26/07/2020
Se no último jogo a contar para o campeonato, o FC Porto fez uma primeira parte morna e uma segunda parte de luxo, ontem na Pedreira foi precisamente o contrário: uma primeira parte bem conseguida e uns segundos 45 minutos que deixaram muito a desejar.
Vamos (literalmente) por partes: nos primeiros 45 minutos e já com o título no museu, os azuis e brancos entraram em campo num 4x3x3 e mostraram muita qualidade a sair desde trás, utilizando o conceito do 3º homem através de constantes triangulações, a ter paciência com bola e a rodar de um lado ao outro (isto nas fases de construção) e com jogadores bastante capazes nas entrelinhas adversárias, já na fase de criação que antecede a última fase, a de finalização. Pena é a necessidade de chegarmos aos últimos jogos do campeonato para vermos futebol bem jogado por parte dos dragões.

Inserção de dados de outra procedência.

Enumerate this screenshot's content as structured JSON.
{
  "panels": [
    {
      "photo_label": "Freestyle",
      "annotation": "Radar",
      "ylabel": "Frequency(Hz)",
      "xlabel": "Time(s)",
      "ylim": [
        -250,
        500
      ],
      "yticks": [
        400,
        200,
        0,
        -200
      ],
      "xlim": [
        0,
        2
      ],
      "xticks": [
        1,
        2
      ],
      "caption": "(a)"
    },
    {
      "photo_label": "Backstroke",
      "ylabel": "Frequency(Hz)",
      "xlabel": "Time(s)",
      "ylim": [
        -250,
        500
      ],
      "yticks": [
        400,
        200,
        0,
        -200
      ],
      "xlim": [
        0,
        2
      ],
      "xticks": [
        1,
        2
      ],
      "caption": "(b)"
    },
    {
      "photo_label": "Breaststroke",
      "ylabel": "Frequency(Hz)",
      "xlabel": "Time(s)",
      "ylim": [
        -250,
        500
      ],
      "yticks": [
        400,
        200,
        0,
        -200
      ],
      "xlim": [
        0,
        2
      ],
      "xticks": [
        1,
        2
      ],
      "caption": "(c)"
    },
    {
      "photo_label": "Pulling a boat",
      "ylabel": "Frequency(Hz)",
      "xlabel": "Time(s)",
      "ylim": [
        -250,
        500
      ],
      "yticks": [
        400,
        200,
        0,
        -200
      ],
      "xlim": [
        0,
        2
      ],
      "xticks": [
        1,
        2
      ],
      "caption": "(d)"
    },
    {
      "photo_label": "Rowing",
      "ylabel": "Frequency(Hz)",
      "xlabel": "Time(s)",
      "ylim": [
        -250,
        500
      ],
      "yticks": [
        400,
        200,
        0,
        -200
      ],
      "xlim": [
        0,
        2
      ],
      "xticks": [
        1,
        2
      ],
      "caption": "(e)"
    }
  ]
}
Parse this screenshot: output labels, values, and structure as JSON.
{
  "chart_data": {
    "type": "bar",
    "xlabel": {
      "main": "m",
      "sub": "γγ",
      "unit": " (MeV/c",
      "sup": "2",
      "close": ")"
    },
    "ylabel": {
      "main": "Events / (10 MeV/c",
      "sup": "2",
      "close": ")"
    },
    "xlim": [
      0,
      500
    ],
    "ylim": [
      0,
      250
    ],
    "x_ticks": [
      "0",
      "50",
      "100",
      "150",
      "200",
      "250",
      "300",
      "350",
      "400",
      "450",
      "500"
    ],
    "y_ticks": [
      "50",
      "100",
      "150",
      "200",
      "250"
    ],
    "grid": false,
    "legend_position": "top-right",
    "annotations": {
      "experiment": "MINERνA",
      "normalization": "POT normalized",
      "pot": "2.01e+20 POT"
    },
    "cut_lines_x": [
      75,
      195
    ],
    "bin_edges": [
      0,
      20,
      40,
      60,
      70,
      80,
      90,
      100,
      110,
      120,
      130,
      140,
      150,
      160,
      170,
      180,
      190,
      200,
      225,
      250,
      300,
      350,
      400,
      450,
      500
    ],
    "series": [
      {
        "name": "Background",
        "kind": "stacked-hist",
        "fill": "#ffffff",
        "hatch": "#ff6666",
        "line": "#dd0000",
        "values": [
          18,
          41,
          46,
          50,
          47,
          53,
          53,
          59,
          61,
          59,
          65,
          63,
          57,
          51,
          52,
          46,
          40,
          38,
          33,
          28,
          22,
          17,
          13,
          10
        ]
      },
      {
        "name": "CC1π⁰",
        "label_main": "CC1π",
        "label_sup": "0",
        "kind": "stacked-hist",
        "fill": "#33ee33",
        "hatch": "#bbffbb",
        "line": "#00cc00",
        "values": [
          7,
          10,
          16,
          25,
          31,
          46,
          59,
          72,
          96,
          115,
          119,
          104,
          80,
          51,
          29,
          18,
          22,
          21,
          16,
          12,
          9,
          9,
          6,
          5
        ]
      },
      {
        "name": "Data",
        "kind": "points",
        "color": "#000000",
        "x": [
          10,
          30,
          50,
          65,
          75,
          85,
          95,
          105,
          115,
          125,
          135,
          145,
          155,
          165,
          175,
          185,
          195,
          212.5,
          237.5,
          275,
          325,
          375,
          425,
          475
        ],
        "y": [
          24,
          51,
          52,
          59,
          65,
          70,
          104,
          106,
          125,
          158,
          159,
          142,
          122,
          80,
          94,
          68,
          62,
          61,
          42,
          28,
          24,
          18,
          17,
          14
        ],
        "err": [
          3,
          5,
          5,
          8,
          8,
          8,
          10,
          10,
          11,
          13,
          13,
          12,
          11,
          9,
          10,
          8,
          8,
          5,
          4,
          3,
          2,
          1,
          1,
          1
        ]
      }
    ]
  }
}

Esta qualidade de posse e paciência na chegada ao último terço levou o FC Porto a faturar por uma vez antes de sair para os balneários, através de um lançamento lateral cobrado por Manafá para o aparecimento dos criativos: Otávio deu para Corona que tira cruzamento para o aparecimento de Uribe vindo de trás para fazer o primeiro e único da partida para o lado azul, o que permitiu à equipa ir a vencer para o intervalo. Este golo espelha uma situação também ela muito bem trabalhada por Sérgio Conceição: em 4x3x3, o FC Porto coloca, normalmente, o único avançado que tem na área e, na ausência de outro ponta de lança, é um dos médios que vem de trás para aparecer em zona de finalização, já dentro da grande área. Aliás, para além do exemplo do golo de Uribe, temos depois Sérgio Oliveira que acaba também por marcar mas o golo é anulado, o que demonstra que são movimentos trabalhados e pedidos pelo treinador portista.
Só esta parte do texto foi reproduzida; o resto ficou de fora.